In moving to this new system, we set three basic rules. The government
guaranteed people already receiving a pension that it would be
unaffected by the reform. That was important because it would be
unfair to the elderly to change their benefits or expectations.

Every worker already contributing to the pay-as-you-go system was
given the choice of staying in that system or moving to the new
system Those who left the old system were given recognition bonds
that were deposited in their accounts. Those bonds reflected the
rights the workers had already acquired in the pay-as-you-go system.

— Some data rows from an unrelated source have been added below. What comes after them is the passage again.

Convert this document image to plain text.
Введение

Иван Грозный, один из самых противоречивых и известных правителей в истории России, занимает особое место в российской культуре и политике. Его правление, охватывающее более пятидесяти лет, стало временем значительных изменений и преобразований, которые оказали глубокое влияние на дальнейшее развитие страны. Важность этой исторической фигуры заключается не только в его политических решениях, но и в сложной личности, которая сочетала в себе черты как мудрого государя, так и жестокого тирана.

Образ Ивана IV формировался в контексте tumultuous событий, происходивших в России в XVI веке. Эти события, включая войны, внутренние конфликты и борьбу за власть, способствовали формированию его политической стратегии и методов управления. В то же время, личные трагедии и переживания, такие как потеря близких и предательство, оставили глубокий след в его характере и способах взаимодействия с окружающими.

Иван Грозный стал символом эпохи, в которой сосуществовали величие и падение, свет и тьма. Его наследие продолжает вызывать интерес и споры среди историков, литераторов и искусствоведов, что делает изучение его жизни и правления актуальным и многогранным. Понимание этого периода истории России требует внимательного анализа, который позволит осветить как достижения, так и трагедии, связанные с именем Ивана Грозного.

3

All new entrants to the labor force were required to enter the new
system. The door was dosed to the pay-as-you-go system because it
was unsustainable. This requirement ensured the complete end of
the old system once the last worker who remained in it reaches
retirement age (from then on, and during a limited period of time,
the government has only to pay pensions to retirees of the old
system). That is important, because the most effective way to reduce
the size of government is to end programs completely, not simply
scale them back so that a new government may revive them at a later
date.
###########

It is possible to continue this system with changes forever. But,
don't you want the best system? Don't you want a system which
will provide more benefits and more options? Currently, the
government decides what the benefits are such as when you can
retire. Wouldn't you like more control?

Another noteworthy point in the Chile plan is that their old
Social Security system required 25% of payroll. 25%! Under their
new plan, the payroll contribution is a 10% minimum (the worker
can contribute more). The difference is that all the contributions
are invested in real wealth generating businesses, as opposed
to government.

In essence reform comes down to this last point. Privatizers
want reform to provide higher returns and higher investment
in business. People who want to keep the current system are
tacitly or actively wanting the money invested in government.
What's best for the long term health of the economy?